Aparentemente, ante la cultura carcelaria de las instancias fiscales, el ministerio de "justicia" y las carencias del propio poder judicial, aunque se tenía la certeza que Cartagena no duraría sino breves días, Talavera fracaso en sus esfuerzos humanitarios, y la libertad le fue denegada al moribundo.

Hoy vemos que hacen cola los candidatos para ofrecer gollerías e indultos a Fujimori frente a una supuesta enfermedad que hipotéticamente pudiese amenazar su vida. Para ser genuinamente humanitario y no convenido, semejante política carcelaria, debería aplicarse a todos los mayores de 75 años y personas enfermas terminales sin excepción, y no solo ser reservada para ex dictadores que precisamente se distinguieron, y ufanaron incluso, de su vesania y crueldad aplicada particularmente en las prisiones.
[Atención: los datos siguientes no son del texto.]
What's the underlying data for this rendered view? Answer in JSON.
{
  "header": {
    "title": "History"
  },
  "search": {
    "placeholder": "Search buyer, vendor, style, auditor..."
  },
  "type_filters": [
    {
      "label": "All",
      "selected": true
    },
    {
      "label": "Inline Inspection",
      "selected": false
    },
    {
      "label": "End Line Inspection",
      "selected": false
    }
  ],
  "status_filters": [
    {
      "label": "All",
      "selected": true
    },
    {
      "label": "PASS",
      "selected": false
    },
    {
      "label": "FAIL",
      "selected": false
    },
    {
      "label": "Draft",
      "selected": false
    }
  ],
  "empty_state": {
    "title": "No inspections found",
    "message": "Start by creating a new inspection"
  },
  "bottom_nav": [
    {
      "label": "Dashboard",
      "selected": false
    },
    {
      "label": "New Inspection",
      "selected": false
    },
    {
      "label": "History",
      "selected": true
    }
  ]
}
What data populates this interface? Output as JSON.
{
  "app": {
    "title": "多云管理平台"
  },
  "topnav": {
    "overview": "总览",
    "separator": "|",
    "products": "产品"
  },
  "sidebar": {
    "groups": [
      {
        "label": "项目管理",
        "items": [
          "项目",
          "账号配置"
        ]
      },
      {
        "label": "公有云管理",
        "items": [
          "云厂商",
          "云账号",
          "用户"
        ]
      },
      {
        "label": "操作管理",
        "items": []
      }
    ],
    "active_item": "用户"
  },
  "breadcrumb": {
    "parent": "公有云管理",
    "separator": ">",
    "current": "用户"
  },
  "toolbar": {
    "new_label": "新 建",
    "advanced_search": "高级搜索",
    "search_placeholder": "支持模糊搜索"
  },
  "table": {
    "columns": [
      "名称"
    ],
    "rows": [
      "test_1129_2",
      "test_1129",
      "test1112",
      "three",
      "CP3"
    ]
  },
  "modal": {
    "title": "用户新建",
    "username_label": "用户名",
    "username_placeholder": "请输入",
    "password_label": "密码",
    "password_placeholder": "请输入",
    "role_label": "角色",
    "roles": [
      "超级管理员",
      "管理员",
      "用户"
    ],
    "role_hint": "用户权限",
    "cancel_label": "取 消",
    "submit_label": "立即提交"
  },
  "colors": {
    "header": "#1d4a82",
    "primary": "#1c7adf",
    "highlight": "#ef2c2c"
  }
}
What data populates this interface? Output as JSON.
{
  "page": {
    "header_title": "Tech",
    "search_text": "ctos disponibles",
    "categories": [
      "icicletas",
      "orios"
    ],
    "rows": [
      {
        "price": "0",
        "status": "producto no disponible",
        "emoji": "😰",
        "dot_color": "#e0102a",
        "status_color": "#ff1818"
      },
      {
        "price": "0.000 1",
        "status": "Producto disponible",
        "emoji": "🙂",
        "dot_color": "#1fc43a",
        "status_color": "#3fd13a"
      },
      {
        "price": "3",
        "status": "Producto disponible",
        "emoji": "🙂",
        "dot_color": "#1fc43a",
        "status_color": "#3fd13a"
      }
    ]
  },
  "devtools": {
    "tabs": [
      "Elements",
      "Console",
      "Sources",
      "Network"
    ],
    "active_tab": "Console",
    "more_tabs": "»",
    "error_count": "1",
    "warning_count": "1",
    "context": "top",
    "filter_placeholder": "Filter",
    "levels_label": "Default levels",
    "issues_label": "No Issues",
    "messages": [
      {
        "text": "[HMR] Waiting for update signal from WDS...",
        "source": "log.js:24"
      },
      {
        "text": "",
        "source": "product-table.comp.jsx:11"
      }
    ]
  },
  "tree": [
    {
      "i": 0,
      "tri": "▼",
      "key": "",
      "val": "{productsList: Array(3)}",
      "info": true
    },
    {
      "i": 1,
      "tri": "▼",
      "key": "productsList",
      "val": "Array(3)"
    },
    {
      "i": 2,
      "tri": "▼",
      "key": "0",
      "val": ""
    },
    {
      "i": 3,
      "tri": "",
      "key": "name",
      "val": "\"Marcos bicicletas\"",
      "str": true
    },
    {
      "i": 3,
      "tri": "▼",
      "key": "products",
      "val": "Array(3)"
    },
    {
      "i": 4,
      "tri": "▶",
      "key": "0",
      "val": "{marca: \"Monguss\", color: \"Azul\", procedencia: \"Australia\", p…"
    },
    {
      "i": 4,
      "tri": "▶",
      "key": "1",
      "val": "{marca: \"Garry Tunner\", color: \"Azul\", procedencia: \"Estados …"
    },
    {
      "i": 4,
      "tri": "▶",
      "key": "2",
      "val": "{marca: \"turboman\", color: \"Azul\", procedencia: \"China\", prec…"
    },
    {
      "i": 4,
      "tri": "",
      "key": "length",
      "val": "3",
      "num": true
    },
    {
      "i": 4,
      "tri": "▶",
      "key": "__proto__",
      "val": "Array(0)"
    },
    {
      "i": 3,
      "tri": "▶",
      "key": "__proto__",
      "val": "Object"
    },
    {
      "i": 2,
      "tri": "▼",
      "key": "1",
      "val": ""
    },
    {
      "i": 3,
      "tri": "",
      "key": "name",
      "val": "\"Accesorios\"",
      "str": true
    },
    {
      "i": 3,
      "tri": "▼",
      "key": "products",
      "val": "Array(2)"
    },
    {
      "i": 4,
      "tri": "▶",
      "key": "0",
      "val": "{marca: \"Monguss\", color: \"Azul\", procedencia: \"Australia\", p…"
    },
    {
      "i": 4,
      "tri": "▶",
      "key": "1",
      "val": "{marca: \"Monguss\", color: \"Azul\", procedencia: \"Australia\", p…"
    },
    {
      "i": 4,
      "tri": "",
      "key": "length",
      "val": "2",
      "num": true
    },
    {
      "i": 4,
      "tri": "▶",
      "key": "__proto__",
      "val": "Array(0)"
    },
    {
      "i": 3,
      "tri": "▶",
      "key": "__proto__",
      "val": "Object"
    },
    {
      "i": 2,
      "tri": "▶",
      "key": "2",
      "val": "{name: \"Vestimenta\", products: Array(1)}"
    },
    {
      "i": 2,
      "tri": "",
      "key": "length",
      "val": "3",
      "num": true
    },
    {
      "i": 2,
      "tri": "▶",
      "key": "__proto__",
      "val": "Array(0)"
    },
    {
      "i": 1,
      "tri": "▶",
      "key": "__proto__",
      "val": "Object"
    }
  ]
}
No fue en vano que esta política Fujimorista fuera descrita como régimen de torturas y tratos inhumanos y degradantes ante la Audiencia sobre Perú que se realizara presidida por el Lord Nicolás Rea en la Cámara de los Lores de Inglaterra un par de días antes que Fujimori se viese obligado a fugar al Japón con el rabo entre las piernas.